Ehegatten, die in rechtlich und tatsächlich ungetrennter Ehe leben, werden gemeinsam besteuert (Art. 9 DBG), wobei ihre Einkünfte zusammengerechnet werden. Dieses System der gemeinsamen Veranlagung kann zu einer höheren Steuerprogression führen als bei zwei Einzelpersonen mit gleichen Einkommen — dies ist das sogenannte Problem der 'Heiratsstrafe'. Um diesen Effekt abzumildern, sieht das Gesetz einen Abzug für Doppelverdiener-Ehepaare vor (Art. 33 Abs. 2 DBG) in der Höhe von 50% des niedrigeren Erwerbseinkommens, mindestens jedoch CHF 8'500 und höchstens CHF 13'900 (für 2025). Eingetragene Partner werden Ehegatten gleichgestellt. Konkubinatspaare hingegen werden separat besteuert, was je nach Situation ein Vor- oder Nachteil sein kann.

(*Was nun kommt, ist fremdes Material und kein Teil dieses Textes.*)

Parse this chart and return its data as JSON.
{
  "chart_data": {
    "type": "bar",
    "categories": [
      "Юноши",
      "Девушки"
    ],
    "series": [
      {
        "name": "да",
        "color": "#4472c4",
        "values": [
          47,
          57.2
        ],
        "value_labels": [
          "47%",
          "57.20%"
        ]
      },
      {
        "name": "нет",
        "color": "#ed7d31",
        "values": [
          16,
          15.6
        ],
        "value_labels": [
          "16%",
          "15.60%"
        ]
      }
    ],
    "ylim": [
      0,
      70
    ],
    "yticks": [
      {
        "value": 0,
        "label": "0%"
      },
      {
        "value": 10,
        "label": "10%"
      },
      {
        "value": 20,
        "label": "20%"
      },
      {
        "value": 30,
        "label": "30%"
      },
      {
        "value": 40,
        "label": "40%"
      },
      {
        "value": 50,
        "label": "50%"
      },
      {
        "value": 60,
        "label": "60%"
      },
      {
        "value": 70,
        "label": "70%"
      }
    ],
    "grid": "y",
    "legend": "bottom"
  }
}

Was ist der Unterschied zwischen der Nachsteuer und der Steuerhinterziehung?
Die Nachsteuer (Art. 151 DBG) ist ein Verwaltungsverfahren, das der Steuerbehörde ermöglicht, eine ungenügende Veranlagung der letzten zehn Jahre zu korrigieren, wenn steuerbare Elemente ausgelassen wurden. Sie führt zur Zahlung der nicht erhobenen Steuern zuzüglich Verzugszins, stellt aber an sich keine Sanktion dar. Die Steuerhinterziehung (Art. 175 DBG) ist ein vorsätzlich oder fahrlässig begangenes Steuerdelikt: Der Steuerpflichtige hat beispielsweise Einkünfte oder Vermögenswerte nicht deklariert. Sie wird mit einer Busse bis zum Dreifachen der hinterzogenen Steuer bestraft. Der Steuerbetrug (Art. 186 DBG), ein schwerwiegenderes Delikt, das durch Verwendung gefälschter Dokumente begangen wird, kann eine Freiheitsstrafe nach sich ziehen. PBM Avocats unterstützt Sie in all diesen Verfahren.
Kann ein Veranlagungsentscheid in der Schweiz angefochten werden?
Ja. Das Einspracheverfahren umfasst mehrere Stufen. In einem ersten Schritt kann der Steuerpflichtige eine Einsprache (Art. 132 DBG) bei der Veranlagungsbehörde innerhalb von 30 Tagen seit der Zustellung des Veranlagungsentscheids einreichen. Wird die Einsprache abgewiesen, kann Beschwerde bei der kantonalen Steuerrekurskommission oder dem zuständigen kantonalen Verwaltungsgericht und anschliessend beim Bundesgericht (öffentlich-rechtliche Beschwerde, Art. 82 ff. BGG) erhoben werden. Auf kantonaler Ebene variieren Fristen und Instanzen. PBM Avocats berät Sie zur Zweckmässigkeit einer Anfechtung und vertritt Sie auf jeder Stufe des Verfahrens.